Но даже и здесь, в святая святых царевны не оставляли их в покое. Старый, грязный, полуслепой бандурист входил сюда, как в свою собственную комнату и затягивал песню. Следом врывалась в спальню слепая и безобразная старуха в рубище и принималась выделывать под музыку бандуриста скверный танец, поднимая юбки спереди и сзади и обнажая жёлтое, давно не мытое тело. А потом набегали и другие шуты и шутихи, карлы и карлицы, и Катерина весело смеялась над их сальными шутками и глупостями.
Словом, хоть и старалась уединиться Катерина с полюбившимся ей камер-юнкером, но ей не давали этого сделать все домочадцы, наполнявшие дом в огромном количестве. А тут ещё приносили и царицу Прасковью на бархатной скамейке, и она назойливо угощала гостя вином прямо в спальне Катерины.
Анна как бы воочию видела всю эту прежнюю, затхлую жизнь, в которой существовала её матушка, удивлялась сестре, которая вроде бы должна была привыкнуть в Европе к новым порядкам, к чистоте и принуждённости нравов так, как привыкла и как уже жила сама Анна. И получив очередное письмо сестры с описанием воркотни и ссор с матерью, мелочных обид и бесконечных попрёков, Анна втайне крестилась: слава богу, что есть у неё возможность не проводить в Измайлове время, которое занимают еда, спанье, перемывание косточек друг другу да стаканы вина, то и дело предлагаемые как гостям, так и самим хозяевам.
В душу Анны вошла любовь, она старалась украсить свой старинный дворец в Митаве, сделать жизнь более интересной и разнообразной. Всё-таки хоть и незаконченное, но университетское образование Бирона сделало из неё старательную ученицу — все его привычки, вплоть до самых мелких, она любила, приноравливалась к ним и незаметно просыпалась в ней тяга к немецкой культуре.
Но одно письмо Катерины вернуло Анну к старым предрассудкам и страхам. Смягчая обстановку, подбирая выражения, Катерина сообщила ей, что мать застала её и голштинского камер-юнкера в объятиях друг друга. Сначала она ничего не поняла, но потом разглядела всю сцену и разразилась ужасным гневом. Она припомнила всё всем своим дочерям: Катерине — её легкомыслие и беспутство, Прасковье — её тайный брак, Анне — её нежелание приехать к больной матери. Она кричала на весь дом, брызгала слюной и надувалась до красных пятен на щеках, сотрясаясь на своей бархатной скамейке.

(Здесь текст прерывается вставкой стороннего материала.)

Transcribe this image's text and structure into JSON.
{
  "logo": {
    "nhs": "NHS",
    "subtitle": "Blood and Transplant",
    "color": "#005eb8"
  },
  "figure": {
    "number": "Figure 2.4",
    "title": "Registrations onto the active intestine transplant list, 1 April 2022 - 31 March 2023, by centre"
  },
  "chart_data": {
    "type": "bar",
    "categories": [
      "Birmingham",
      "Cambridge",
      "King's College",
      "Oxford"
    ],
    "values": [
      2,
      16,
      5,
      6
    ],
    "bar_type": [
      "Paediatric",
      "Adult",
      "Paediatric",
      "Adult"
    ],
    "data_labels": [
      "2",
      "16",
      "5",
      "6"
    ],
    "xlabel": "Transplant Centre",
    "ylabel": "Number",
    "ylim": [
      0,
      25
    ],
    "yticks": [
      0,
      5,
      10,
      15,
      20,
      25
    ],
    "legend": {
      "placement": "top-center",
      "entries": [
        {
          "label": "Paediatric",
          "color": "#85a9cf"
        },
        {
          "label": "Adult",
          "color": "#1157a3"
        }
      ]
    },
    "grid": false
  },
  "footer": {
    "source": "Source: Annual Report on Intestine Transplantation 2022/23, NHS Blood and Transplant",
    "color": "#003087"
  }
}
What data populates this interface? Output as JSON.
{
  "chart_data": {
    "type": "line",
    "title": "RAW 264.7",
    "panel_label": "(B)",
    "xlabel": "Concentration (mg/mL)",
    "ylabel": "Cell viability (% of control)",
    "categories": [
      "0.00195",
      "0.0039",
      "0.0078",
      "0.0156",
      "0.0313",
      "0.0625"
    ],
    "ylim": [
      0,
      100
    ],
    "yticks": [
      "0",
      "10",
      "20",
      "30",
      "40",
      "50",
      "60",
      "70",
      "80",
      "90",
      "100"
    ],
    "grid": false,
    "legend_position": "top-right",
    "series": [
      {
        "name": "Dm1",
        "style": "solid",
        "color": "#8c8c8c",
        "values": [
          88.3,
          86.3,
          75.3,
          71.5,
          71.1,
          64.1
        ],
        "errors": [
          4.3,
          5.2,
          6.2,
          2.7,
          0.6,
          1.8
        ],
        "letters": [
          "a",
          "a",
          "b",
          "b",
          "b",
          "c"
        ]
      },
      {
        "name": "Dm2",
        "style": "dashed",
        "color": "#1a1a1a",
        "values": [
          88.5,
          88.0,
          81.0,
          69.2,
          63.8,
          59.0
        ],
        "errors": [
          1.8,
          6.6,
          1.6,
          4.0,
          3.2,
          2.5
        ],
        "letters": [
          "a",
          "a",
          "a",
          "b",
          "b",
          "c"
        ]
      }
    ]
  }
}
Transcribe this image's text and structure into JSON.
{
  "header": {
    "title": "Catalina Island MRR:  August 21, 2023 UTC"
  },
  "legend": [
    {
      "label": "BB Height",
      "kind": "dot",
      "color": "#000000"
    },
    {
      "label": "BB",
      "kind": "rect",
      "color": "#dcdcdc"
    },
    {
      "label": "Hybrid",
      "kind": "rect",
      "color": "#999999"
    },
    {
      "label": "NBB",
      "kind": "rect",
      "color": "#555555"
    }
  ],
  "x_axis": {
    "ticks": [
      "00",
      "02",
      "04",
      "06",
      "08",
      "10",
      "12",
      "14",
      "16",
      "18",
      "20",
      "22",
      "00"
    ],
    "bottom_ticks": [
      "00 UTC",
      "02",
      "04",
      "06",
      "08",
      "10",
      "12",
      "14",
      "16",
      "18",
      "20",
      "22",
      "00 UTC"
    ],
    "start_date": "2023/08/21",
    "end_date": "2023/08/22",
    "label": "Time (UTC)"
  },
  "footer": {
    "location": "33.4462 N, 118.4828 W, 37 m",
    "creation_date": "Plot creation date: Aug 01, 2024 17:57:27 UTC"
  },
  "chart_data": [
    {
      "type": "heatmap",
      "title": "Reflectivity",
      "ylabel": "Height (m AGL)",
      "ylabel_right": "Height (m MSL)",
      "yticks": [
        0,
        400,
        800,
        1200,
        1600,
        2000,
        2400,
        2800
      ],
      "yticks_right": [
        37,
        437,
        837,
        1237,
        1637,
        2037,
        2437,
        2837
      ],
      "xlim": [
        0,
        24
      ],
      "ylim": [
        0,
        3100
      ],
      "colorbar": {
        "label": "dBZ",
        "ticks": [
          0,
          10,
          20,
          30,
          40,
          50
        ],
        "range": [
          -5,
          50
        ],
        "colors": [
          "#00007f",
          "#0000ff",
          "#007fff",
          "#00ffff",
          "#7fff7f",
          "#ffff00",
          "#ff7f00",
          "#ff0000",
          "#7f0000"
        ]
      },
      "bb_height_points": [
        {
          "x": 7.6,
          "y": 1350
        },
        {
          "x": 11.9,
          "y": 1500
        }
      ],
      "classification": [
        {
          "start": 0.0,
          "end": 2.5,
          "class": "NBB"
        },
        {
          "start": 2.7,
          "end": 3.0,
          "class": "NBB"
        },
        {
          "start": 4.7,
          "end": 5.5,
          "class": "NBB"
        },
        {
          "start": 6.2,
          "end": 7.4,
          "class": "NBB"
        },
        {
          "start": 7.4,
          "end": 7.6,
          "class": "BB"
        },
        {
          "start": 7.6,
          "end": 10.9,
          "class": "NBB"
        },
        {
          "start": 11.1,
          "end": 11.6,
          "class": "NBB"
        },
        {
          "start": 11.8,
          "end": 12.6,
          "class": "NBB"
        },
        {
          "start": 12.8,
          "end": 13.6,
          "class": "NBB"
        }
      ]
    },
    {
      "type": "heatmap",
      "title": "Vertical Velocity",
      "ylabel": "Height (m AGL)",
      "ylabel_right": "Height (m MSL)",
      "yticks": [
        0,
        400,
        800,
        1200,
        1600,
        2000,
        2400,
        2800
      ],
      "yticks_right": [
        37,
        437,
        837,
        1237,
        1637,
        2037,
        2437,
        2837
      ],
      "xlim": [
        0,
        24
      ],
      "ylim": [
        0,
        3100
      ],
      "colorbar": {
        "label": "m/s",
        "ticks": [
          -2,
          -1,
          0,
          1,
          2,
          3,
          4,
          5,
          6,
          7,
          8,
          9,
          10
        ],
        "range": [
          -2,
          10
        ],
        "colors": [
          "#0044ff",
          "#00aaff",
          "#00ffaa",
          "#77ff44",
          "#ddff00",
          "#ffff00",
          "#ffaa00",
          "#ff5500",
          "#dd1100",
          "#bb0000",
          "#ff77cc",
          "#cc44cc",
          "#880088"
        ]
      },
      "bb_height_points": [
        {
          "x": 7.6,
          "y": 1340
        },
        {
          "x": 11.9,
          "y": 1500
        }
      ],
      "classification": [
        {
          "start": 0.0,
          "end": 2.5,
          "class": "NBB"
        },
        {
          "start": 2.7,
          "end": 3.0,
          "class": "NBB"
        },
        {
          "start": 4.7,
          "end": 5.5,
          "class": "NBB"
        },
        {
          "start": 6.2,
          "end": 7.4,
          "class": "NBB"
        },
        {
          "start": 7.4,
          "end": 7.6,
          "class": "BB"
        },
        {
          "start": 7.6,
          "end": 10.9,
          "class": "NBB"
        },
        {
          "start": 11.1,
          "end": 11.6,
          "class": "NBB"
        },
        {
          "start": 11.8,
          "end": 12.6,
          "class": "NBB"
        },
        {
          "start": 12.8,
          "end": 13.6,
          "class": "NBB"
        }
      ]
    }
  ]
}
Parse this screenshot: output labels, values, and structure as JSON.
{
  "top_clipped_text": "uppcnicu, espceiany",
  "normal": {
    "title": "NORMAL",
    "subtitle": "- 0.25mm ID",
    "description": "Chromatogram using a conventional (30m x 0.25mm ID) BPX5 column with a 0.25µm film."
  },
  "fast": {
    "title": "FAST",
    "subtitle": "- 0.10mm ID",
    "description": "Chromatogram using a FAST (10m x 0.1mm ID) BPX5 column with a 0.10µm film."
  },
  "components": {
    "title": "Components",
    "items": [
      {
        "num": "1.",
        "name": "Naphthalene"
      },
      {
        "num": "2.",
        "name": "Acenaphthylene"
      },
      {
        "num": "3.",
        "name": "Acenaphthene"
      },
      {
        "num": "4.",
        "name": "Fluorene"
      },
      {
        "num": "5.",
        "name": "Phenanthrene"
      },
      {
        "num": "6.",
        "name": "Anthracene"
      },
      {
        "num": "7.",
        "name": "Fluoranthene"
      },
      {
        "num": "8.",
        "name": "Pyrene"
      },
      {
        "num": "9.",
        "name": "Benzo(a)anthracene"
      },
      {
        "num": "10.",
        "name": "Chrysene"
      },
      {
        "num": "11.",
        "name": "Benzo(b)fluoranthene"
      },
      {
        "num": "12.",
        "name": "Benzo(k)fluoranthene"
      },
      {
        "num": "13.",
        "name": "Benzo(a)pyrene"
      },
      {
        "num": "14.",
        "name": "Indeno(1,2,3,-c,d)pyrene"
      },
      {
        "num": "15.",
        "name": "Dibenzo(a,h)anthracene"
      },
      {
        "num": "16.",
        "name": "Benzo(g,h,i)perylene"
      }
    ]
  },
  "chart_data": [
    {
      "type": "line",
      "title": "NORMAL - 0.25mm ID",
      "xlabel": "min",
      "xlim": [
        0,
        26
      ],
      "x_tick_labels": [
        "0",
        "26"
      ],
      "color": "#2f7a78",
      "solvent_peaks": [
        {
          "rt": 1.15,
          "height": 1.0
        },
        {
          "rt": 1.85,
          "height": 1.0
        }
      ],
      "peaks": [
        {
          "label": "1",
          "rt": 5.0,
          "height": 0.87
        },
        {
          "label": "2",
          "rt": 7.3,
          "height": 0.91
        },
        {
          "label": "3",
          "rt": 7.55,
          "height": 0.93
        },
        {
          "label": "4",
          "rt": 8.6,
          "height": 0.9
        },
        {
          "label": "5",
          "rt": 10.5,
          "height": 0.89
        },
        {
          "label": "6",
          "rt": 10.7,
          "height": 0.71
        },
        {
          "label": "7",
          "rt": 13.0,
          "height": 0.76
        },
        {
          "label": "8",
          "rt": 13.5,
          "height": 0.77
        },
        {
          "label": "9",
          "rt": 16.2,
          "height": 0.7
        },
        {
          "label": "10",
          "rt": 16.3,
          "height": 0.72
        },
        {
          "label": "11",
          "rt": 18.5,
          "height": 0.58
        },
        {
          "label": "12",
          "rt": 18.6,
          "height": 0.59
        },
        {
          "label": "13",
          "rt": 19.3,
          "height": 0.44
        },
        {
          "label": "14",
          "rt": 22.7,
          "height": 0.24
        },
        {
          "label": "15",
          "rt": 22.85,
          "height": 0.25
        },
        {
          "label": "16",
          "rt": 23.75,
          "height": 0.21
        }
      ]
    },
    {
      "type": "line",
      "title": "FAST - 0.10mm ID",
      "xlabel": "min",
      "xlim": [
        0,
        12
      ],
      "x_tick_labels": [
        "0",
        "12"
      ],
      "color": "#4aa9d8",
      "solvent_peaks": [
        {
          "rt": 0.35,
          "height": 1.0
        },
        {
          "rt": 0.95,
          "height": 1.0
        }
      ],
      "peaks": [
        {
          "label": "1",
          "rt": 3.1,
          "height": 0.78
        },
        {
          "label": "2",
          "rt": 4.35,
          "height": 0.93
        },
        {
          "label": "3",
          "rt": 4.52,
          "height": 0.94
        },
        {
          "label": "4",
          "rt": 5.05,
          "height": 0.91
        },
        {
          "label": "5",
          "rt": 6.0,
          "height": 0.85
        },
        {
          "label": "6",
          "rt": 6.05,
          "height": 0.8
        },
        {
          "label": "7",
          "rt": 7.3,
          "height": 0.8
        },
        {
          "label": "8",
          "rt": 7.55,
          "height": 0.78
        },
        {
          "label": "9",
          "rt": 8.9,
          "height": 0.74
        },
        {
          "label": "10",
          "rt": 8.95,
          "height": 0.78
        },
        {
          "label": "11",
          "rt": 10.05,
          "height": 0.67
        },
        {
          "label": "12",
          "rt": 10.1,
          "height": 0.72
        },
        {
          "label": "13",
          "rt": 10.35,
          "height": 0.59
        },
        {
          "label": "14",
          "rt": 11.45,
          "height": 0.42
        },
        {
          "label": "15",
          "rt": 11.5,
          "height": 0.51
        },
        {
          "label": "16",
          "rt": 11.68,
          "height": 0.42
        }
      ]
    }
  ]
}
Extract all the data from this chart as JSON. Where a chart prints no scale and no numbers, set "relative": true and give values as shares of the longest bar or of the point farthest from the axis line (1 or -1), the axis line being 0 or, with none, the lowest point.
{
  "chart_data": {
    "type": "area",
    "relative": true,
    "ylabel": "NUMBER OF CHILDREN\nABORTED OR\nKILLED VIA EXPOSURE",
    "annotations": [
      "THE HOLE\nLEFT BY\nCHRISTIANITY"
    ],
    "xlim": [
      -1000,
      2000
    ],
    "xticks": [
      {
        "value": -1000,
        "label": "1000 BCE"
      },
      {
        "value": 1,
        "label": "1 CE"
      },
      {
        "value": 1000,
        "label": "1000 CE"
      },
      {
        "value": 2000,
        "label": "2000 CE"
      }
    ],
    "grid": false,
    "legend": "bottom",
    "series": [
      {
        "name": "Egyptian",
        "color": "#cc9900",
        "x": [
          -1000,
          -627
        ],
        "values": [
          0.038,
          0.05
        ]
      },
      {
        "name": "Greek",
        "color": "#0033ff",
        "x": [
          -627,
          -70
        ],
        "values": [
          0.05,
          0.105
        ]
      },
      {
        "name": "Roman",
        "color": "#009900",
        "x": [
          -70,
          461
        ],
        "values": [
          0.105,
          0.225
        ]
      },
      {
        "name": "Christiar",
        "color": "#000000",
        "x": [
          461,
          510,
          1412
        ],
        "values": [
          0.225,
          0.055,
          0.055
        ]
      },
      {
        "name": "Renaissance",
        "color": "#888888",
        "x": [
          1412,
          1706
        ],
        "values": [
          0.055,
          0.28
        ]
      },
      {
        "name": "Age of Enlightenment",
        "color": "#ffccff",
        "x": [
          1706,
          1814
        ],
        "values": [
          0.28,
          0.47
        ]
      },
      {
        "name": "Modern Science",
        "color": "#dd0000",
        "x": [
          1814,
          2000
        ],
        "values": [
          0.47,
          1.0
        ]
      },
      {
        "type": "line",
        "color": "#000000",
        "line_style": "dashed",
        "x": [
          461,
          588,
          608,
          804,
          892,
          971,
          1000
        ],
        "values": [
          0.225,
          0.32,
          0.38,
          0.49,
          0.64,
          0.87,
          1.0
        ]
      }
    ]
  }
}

Словом, Катерина сообщила весть ужасную: мать прокляла их, всех своих дочерей, со всем их потомством...
Как узнала она о тайном браке Прасковьи с Мамоновым — осталось загадкой, но старуха решила, что все её дочери — беспутные шлюхи. Одна связалась с конюхом, другая прямо в её доме отдаётся голштинскому молодцу, а третья до того наторела в грехах, что за спиной матери умудрилась тайно обвенчаться с неродовитым, незнатным и бедным дворянчиком.
Катерина писала письмо в великом горе — строки то и дело размывались её частыми слезами, и Анне так и виделась её дрожащая рука, криво выводящая каракули грамотки.
Она представила себе, как весь населённый блаженными, шутами и карлицами дворец подхватил гневные слова проклятия, зашумел и загудел, как потревоженный улей, как разнеслась весть о нём по всему Измайлову, как заохали, закрестились, зачурались все грязные бабы и юродивые. Она так и видела свою мать, едва сидящую на бархатной скамейке перед старыми иконами в золотых и серебряных окладах, видела, как потрясает та кулаками, брызгает слюной и кричит, выталкивая слова проклятия. А потом валится без сил.
Анна ужаснулась и поникла головой. В мыслях было только одно — ехать к матери, просить, ползать на коленях, срывать голос в рыданиях, вымолить прощение, осилить эту напасть...
Такой её и застал Бирон — безудержно плачущей, с исказившимся от горя смуглым лицом, в оспинках которого копились солёные слёзы. Рыдая, она рассказала ему о проклятии.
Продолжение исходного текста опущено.